Ein Abend der Premieren
Trotz einiger technischer Probleme: Figaro im frisch sanierten Haus eröffnet Spielzeit.
Mönchenlgadbach. Eine fulminante Premiere, diese „Hochzeit des Figaro“, mit der das Theater den Beginn der neuen Spielzeit feiert. Erleichterung, weil man endlich zurück ist im für mehr als 8,4 Millionen Euro sanierten Rheydter Haus, endlich wieder eine Akustik, die man als solche bezeichnen kann, die nicht aus den Stimmen der Instrumente und Sänger einen Tonbrei fabriziert, den man zwar zu sich nehmen, aber nicht wirklich genießen konnte.
Entsprechend aufgeregt ist die Stimmung im Foyer vor Beginn der Vorstellung. Aufgeregt sind auch die Theaterleute, weil noch nicht alle Technikelemente reibungslos funktionierten: „Es ist ja nicht so, dass man in ein neues Haus kommt und braucht nur den Knopf zu drücken“, sagte Generalintendant Michael Grosse bei der anschließenden Premierenfeier.
Aufregung auch, weil man eine Inszenierung bieten will, mit der man die in den beiden Ausweichspielzeiten verloren gegangenen Abonnenten zurückgewinnen kann. Ob das gelingt, wird die Zeit zeigen, die Premiere jedenfalls war ein voller Erfolg, der mit begeistertem, langanhaltendem Beifall belohnt wurde.
Schon bei der Ouvertüre macht Regisseur Kobie van Rendsburg das Publikum mit den Videoeinspielungen als tragendem Element des Bühnenbildes vertraut, das den Personen vielfältige, witzige Aktionen ermöglicht. Statistinnen in schwarz-roten Rokoko-Kleidern lassen scheinbar überdimensionierte Mozart-Kugeln über eine scheinbare Mauer herunterkugeln, die männliche Statisterie fegt sie weg, inzwischen ist auf der Mauer das Porträt Mozarts zu sehen, der seine Blickrichtung immer wieder ändert, was das Publikum mit Lachen quittiert.
Ein Tempo, das Mozarts Musik entspricht und das die Aufführung über die gesamte Länge von dreieinhalb Stunden durchhält. Die Figuren agieren nachvollziehbar, emotional und handfest. Die Braut Susanna (quicklebendig und kokett als Gast Laura Nicorescu) und Marcellina (Debra Hays), der dem Figaro (neu im Ensemble Andrew Nolen) ebenfalls die Ehe versprochen hat, beschimpfen und raufen sich, Graf und Gesangslehrer Bartolo (Matthias Wippich) fangen die in Ohnmacht fallende Susanna zwar auf, doch ihre Hände fassen schon nach den für sie selbst angenehmsten Stellen.

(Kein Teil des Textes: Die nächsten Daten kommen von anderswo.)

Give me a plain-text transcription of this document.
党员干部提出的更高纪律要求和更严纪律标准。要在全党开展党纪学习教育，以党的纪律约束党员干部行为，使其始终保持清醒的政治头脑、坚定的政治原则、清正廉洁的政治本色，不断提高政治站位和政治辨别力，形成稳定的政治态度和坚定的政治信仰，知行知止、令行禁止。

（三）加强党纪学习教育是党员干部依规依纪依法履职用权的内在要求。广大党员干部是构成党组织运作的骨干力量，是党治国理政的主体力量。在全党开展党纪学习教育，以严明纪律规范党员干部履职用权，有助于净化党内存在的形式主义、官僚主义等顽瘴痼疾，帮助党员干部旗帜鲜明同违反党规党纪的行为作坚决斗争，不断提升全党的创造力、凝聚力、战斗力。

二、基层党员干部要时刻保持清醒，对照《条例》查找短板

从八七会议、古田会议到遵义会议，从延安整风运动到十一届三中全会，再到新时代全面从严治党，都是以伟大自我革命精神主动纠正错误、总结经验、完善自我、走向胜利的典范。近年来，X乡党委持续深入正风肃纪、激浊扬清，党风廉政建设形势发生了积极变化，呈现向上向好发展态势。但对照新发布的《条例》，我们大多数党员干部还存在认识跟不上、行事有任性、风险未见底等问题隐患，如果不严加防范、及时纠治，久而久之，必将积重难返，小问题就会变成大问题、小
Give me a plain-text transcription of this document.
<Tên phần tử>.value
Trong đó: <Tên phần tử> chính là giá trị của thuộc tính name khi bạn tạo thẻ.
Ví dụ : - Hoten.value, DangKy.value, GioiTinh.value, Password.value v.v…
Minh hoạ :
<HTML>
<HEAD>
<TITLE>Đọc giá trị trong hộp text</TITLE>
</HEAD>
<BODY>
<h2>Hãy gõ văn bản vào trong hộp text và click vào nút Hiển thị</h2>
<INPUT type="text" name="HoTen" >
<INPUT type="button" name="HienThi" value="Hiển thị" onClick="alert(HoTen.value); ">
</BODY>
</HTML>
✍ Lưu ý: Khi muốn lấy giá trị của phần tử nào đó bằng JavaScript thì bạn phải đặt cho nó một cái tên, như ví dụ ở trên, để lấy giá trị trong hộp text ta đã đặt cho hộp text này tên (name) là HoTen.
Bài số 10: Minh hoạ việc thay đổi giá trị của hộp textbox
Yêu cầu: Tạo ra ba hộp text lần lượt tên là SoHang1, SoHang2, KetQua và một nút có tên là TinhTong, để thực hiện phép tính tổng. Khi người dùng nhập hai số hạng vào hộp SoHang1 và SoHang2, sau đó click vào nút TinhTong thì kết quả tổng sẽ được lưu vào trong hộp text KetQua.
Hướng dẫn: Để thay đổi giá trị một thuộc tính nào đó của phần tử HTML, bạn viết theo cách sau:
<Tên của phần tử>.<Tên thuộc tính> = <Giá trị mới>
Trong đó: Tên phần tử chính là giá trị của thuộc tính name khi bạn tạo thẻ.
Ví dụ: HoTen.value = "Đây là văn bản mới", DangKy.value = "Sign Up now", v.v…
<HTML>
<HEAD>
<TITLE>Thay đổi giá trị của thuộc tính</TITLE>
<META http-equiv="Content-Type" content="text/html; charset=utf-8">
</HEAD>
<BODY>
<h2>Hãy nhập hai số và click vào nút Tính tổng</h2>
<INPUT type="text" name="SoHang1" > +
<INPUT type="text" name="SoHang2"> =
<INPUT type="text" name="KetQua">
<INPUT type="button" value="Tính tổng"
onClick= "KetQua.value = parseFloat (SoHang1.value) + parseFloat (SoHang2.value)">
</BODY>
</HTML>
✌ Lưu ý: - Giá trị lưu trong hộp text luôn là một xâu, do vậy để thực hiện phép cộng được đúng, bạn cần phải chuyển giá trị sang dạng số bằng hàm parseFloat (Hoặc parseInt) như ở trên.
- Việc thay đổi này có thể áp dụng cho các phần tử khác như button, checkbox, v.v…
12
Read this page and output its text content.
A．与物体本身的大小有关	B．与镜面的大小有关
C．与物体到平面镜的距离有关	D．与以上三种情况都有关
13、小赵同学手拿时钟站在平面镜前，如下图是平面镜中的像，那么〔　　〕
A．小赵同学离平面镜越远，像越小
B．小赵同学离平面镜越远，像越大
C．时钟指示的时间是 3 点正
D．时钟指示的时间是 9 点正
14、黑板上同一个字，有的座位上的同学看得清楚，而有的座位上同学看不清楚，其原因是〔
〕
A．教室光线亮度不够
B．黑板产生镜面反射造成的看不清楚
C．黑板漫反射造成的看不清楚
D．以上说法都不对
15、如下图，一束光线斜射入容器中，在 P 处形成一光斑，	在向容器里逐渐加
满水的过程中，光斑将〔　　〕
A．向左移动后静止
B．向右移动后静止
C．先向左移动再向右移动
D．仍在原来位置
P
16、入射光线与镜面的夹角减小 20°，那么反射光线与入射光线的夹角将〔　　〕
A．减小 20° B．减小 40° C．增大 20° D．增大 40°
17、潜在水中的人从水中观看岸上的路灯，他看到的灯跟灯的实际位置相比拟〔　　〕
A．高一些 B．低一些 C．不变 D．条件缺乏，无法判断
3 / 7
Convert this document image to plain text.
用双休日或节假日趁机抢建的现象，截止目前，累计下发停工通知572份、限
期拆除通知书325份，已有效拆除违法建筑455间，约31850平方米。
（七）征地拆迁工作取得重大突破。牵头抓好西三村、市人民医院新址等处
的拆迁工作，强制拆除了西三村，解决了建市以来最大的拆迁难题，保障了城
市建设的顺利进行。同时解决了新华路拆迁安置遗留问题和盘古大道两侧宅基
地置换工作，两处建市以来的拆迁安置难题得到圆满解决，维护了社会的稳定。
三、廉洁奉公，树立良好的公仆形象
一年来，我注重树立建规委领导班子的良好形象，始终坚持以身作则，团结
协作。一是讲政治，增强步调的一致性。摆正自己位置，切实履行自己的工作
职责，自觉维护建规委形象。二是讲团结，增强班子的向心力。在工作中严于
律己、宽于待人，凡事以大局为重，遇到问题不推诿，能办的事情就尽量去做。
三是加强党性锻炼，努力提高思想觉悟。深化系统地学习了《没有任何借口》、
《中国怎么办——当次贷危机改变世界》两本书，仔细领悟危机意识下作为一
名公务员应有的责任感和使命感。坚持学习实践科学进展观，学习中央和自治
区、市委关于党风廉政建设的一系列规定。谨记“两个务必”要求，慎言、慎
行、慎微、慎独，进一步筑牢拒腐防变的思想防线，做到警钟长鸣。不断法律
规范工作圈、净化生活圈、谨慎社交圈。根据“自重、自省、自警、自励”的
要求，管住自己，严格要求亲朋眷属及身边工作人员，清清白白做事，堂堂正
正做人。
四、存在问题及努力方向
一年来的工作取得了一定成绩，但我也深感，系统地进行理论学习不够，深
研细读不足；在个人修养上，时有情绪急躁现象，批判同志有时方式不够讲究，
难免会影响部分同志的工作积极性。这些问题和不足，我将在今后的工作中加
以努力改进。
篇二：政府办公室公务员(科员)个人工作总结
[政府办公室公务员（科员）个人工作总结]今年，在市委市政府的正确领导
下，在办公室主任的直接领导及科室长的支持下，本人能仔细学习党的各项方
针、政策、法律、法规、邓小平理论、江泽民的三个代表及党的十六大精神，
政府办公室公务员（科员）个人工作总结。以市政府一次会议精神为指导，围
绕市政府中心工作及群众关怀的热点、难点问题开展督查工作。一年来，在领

Die handelnden Figuren agieren in Kostümen der zwanziger Jahre, einer — wie das Rokoko der Entstehungszeit der Oper — ebenfalls sehr frivolen Zeit. Durch die zeitliche Nähe ist beispielsweise Tobias Scharfenberger als Graf, mal im Reit- und mal im Tennisdress in seiner Schnöseligkeit und Selbstgerechtigkeit für den heutigen Zuschauer sehr gut nachvollziehbar: Seine Frau langweilt ihn, er will eine offene Beziehung, aber eifersuchtsfrei ist er deswegen noch lange nicht und erstreckt seine Machtansprüche auf die sexuelle Verfügbarkeit seiner Untergebenen.
Die Inszenierung und die Sänger bedienen gekonnt und psychologisch schlüssig die verschiedenen Ebenen der Geschichte: Die Hektik eines Hochzeitstages mit Hindernissen fast überdreht slapstickartig und die Wut des Figaros, der seinen Alleinanspruch auf seine Braut nicht mit dem gesetzlichen Recht des Grafen opfern mag und mit List und Tücke kämpft. Das ständig volle Whiskey-Glas in der Hand der Gräfin (Dara Hobbs) ist nur vordergründig lustig, es markiert ihre tiefe Verzweiflung, weil sie ihren Gatten trotz allem liebt. Als sie den Kampf um seine Liebe aufnimmt, schüttet sie den Schnaps ins Klo.